Morisawa entwickelte neue Maschinen in Osaka, Ishii arbeitete in Tokio am optischen System, an Schriften und kümmerte sich auch um den Vertrieb. Abgesehen davon, dass die beiden nun nicht am selben Ort arbeiten, war ihre Arbeitsteilung genauso wie früher. Wegen seiner guten Ausbildung war Ishii einfach das »bessere« Gesicht für die Öffentlichkeitsarbeit. Der viel jüngere, schlecht ausgebildete Handwerker Morisawa geriet meist in den Schatten seines intellektuellen Partners und fühlte sich von der Öffentlichkeit nicht gleichbehandelt und anerkannt. Ihre neuen Fotosetzmaschinen bekamen zwar wie erwartet einen guten Ruf aber schon nach zwei Jahren ging Morisawa seinen eigenen Weg ohne Ishii – dieses Mal endgültig. 1948 gründete er in Osaka sein neues Unternehmen für Fotosetzmaschinen, das im Jahr 1971 in »Morisawa« umbenannt wurde.
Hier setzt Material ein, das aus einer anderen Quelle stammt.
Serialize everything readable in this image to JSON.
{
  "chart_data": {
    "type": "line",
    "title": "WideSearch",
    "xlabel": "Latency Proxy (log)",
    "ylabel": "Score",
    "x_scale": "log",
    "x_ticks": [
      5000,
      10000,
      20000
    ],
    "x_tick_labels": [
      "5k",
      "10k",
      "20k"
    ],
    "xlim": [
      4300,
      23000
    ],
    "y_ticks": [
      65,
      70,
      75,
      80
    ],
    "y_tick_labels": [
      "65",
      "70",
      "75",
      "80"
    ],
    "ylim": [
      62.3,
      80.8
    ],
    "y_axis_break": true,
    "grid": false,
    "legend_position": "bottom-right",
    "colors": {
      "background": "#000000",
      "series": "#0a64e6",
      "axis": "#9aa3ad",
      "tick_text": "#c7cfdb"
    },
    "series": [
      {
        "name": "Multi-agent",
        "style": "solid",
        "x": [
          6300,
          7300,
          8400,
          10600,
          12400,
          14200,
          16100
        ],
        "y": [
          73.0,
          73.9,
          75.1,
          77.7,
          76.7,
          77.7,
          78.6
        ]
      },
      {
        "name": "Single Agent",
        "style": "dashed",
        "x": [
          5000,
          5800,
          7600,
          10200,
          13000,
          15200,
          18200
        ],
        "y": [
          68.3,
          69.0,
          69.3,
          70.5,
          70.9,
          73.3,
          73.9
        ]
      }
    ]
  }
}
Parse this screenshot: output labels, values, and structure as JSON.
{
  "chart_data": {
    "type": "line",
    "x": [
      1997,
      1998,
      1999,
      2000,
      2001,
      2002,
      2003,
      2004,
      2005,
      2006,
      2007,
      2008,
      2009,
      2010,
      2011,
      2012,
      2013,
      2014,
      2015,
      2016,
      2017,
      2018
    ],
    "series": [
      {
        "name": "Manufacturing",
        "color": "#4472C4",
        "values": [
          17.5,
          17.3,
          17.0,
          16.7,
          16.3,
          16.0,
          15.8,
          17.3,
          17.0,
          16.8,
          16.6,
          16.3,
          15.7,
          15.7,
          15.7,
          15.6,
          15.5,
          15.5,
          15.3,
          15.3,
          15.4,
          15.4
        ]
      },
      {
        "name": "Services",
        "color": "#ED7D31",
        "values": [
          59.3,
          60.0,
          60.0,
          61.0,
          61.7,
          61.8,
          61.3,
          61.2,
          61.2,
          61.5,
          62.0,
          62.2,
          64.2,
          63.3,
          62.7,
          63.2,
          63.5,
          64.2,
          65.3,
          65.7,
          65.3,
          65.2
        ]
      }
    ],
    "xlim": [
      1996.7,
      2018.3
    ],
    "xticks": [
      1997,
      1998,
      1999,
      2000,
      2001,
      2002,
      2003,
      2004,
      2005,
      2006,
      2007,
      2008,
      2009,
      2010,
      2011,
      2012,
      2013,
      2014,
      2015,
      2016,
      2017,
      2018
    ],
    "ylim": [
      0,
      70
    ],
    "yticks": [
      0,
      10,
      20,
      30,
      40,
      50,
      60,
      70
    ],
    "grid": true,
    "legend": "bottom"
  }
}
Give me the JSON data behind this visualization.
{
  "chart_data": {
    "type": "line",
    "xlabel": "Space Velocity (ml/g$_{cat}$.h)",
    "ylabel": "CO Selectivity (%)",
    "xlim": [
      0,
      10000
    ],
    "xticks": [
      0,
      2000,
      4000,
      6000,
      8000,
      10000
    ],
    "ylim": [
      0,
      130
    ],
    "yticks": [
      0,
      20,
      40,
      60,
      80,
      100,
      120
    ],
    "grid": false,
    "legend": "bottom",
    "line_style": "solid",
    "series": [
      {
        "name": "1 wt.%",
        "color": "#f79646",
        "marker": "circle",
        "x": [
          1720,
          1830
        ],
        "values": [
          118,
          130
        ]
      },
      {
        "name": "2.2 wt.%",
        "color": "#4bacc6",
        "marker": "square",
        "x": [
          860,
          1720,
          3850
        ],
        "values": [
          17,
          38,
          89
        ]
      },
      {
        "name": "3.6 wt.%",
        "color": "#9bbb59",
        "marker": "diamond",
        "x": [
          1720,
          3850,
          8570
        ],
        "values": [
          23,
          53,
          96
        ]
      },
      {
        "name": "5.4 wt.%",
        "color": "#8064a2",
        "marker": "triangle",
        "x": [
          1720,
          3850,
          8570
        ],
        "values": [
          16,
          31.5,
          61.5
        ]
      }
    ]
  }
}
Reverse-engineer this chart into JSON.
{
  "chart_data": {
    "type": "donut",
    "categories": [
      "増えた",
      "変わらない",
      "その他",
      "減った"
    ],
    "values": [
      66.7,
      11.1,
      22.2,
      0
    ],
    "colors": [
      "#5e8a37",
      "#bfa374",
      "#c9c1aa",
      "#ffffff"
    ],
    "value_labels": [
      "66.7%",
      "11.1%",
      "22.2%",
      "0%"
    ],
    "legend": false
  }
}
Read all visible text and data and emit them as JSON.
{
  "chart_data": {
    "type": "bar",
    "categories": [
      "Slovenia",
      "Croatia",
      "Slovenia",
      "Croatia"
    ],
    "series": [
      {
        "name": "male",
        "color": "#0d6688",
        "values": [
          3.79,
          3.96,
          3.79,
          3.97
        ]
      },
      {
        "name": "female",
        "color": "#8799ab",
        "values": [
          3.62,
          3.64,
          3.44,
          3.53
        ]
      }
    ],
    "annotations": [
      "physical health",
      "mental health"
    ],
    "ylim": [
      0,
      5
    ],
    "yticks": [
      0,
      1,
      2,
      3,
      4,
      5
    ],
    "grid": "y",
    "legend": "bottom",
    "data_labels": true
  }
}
Bis zu seinem Tod im Jahr 2000 erlebte er wie kein anderer die ganze Entwicklung der japanischen Druckschriften im 20. Jahrhundert – und den Aufholsieg seines Unternehmens gegen seinen Erzrivalen Sha-Ken. Er starb im Alter von 99 Jahren.

Das Meisterwerk von Ishii

Im Jahre 1951 wurde der damals 64jährige Ishii vom japanischen Taishukan-Verlag damit beauftragt, für das weltgrößte Kanji-Lexikon Dai Kan-Wa Jiten alle Schriftzeichen neu zu zeichnen. In den nächsten acht Jahren zeichnete er sage und schreibe insgesamt 50.000 Kanji – allein. Hut ab.

Mokichi Ishii am Arbeiten

Zeichnen für die Ewigkeit. Mokichi Ishii am Werk.